Com o desenvolvimento industrial veio também a questão da globalização, que estendeu a possibilidade de troca de produções entre os mais variados países. Dessa maneira, temos que o meio ambiente foi diretamente impactado com a produção alarmante e utilização de recursos naturais com o despejo de resíduos tóxicos na natureza. As empresas só tinham em mente a questão do lucro e ignoraram a questão de que a atividade que o gerava era totalmente prejudicial ao meio em que se vive.
Fato é que, com o desenvolvimento da sociedade, a população começou a crescer e verificamos a inexistência da preocupação com o planeta. Era necessário conscientizar a população de que os recursos ambientais são limitados e que, a busca inacabável pelo lucro poderia trazer sérios problemas ao planeta e, consequentemente, à humanidade.
Nesse contexto e, devido ao desenvolvimento das ciências e tecnologias, foi possível perceber que determinadas atividades eram totalmente prejudiciais ao meio ambiente. A atividade que causava um enorme lucro às empresas, advinha de um fator negativo, que era a degradação dos recursos ambientais.
Diante dessa situação e, com os problemas ambientais que sociedade sofre na atualidade, como poluição, buraco na camada de ozônio, escassez de recursos hídricos, desmatamento, lixo e etc, concluiu-se que não seria ético que as empresas que causam esses danos ao meio ambiente, explorassem totalmente os recursos sem nenhum tipo de limitação ou controle para que fosse diminuído esse impacto que causa nos meios.
Daí, diante do surgimento de uma preocupação coletiva da sociedade em preservar o meio ambiente, tendo ciência que os recursos são limitados e que ele deve ser preservado, os ordenamentos jurídicos criaram a questão do licenciamento ambiental para diminuir esse impacto empresarial no planeta.
III. Definição de Licenciamento Ambiental
O licenciamento ambiental apresenta-se como um dos instrumentos de regulação e controle da atividade econômica no intuito de garantir a produção de riquezas, desde que não haja o comprometimento da qualidade de vida das gerações atuais e futuras, criando condicionantes para o exercício de atividades potencialmente poluidoras.

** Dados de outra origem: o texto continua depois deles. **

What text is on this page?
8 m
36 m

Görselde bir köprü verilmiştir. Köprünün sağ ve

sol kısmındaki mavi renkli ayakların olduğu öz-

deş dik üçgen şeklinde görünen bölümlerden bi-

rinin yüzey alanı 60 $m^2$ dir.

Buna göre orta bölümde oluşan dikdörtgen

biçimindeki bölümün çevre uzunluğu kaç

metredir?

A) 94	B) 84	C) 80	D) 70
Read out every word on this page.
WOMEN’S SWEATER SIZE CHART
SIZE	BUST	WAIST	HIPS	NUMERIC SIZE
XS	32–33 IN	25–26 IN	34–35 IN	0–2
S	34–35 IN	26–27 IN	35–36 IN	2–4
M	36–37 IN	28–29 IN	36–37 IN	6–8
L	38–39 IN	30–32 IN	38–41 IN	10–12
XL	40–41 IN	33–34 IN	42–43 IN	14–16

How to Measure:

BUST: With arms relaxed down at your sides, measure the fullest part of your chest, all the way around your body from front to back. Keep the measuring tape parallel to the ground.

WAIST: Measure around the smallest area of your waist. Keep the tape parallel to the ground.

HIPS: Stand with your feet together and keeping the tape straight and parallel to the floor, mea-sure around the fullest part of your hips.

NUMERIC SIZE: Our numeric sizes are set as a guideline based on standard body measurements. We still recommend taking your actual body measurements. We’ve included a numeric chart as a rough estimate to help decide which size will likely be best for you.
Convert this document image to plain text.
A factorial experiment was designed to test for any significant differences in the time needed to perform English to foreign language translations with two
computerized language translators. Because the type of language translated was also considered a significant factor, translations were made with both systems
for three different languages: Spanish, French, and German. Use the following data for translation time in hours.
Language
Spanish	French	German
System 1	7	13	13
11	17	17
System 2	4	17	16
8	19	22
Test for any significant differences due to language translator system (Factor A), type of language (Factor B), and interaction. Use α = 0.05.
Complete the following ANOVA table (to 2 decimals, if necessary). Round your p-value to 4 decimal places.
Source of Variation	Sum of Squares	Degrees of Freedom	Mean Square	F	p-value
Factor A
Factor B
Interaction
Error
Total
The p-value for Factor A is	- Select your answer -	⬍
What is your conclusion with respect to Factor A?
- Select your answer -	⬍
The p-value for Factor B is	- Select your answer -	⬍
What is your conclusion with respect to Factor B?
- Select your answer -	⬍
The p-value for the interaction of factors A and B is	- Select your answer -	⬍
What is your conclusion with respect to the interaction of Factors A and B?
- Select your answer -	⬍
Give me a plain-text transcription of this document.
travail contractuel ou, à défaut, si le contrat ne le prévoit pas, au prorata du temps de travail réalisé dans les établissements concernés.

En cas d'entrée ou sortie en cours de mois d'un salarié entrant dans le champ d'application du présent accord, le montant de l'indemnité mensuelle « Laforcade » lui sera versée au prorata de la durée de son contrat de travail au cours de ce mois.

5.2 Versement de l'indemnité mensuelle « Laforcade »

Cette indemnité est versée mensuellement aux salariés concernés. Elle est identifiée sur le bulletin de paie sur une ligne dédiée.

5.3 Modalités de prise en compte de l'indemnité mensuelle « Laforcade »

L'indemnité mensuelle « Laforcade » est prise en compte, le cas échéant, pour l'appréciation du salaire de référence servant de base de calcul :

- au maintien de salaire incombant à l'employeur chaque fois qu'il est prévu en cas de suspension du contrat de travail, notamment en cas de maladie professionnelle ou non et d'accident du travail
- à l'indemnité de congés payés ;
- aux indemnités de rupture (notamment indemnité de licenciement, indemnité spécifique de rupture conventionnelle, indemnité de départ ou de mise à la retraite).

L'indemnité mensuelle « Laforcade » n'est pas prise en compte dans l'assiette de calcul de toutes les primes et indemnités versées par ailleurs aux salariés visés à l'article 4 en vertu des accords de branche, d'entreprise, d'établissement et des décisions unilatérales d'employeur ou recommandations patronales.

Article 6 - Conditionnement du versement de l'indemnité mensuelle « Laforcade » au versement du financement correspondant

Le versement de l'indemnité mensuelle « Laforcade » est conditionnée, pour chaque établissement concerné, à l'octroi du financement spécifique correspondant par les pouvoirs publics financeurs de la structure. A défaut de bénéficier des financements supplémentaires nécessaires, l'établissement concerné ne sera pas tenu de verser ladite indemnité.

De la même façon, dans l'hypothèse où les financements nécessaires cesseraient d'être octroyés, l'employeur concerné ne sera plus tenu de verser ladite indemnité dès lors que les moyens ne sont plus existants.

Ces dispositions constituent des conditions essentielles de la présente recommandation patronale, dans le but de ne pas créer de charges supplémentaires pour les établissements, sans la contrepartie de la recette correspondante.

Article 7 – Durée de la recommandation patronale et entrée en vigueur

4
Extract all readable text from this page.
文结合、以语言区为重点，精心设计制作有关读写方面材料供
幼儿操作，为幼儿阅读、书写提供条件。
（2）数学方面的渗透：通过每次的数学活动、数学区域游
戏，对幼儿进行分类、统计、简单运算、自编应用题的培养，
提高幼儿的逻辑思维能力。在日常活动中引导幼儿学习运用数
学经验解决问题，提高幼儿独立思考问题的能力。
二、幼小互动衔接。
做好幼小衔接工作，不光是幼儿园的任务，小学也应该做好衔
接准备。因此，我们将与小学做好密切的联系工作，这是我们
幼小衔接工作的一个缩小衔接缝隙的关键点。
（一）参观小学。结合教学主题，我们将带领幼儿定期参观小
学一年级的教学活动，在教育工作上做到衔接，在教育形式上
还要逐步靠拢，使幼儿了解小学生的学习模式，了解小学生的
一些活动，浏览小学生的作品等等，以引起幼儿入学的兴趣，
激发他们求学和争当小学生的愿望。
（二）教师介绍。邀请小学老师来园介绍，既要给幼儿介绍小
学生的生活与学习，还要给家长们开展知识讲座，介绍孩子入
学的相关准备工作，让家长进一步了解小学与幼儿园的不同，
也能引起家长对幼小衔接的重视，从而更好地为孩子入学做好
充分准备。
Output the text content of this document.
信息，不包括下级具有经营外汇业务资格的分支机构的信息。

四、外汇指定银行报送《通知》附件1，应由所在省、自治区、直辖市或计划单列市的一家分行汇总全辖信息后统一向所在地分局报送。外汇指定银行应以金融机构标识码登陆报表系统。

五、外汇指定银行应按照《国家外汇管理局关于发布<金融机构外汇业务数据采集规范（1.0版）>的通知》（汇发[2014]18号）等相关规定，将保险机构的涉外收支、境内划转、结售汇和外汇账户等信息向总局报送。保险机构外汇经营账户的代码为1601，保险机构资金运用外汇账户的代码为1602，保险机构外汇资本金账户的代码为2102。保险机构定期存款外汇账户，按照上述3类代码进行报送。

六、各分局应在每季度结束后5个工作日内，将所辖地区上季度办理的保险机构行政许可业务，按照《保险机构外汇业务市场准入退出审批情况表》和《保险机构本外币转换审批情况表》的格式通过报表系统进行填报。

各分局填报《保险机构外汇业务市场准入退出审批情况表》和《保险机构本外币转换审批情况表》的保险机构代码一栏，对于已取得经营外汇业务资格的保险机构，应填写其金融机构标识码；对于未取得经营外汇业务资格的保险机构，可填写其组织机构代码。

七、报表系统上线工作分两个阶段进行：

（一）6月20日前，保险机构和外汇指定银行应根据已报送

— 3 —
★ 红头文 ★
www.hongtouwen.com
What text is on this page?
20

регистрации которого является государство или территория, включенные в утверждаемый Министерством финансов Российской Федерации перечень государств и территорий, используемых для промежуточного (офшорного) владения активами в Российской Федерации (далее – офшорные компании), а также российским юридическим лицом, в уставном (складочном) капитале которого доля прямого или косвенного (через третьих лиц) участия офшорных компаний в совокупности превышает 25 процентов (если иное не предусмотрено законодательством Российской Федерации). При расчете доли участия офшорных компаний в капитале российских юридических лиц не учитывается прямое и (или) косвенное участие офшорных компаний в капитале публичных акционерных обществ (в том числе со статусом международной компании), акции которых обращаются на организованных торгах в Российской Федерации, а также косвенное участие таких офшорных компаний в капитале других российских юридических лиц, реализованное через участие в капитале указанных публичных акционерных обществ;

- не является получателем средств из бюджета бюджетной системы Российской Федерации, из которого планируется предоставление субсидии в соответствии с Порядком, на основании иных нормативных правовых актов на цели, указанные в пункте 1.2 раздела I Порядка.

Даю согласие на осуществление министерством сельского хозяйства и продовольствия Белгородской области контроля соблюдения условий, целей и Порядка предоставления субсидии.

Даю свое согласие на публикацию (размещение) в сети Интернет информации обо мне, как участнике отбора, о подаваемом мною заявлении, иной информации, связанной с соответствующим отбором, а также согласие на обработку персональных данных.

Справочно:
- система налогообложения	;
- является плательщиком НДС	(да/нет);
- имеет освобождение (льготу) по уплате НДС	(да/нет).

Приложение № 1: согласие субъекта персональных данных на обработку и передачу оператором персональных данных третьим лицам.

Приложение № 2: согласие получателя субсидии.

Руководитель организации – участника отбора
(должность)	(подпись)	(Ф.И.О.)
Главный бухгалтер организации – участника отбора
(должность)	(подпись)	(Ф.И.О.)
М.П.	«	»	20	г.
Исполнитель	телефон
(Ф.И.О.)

No entanto, essas medidas restritivas determinadas pelo Poder Público devem, obrigatoriamente ser analisadas com base em outras limitações, que são os próprios Direitos Fundamentais consagrados no artigo 5º da Constituição Federal de 1988, de modo que as limitações não podem de forma alguma serem desnecessárias nem desarrazoadas.
Do ponto de vista legal, a definição de licenciamento ambiental encontra-se na Resolução 237/97 do CONAMA, art. 1º, inciso I:
Art. 1º - Para efeito desta Resolução são adotadas as seguintes definições:I - Licenciamento Ambiental: procedimento administrativo pelo qual o órgão ambiental competente licencia a localização, instalação, ampliação e a operação de empreendimentos e atividades utilizadoras de recursos ambientais, consideradas efetiva ou potencialmente poluidoras ou daquelas que, sob qualquer forma, possam causar degradação ambiental, considerando as disposições legais e regulamentares e as normas técnicas aplicáveis ao caso.
Nesse sentido, explica Maria Luiza Machado Granziera:
"O licenciamento ambiental é o instrumento de análise dos empreendimentos e atividades potencial ou efetivamente degradadores ou poluidores, à luz da necessidade da proteção do ambiente, de acordo com a lei".
Desta forma, o licenciamento ambiental é o processo administrativo complexo que tramita perante a instância administrativa responsável pela gestão ambiental, seja no âmbito federal, estadual ou municipal, e que tem como objetivo assegurar a qualidade de vida da população por meio de um controle prévio e de um continuado acompanhamento das atividades humanas capazes de gerar impactos sobre o meio ambiente.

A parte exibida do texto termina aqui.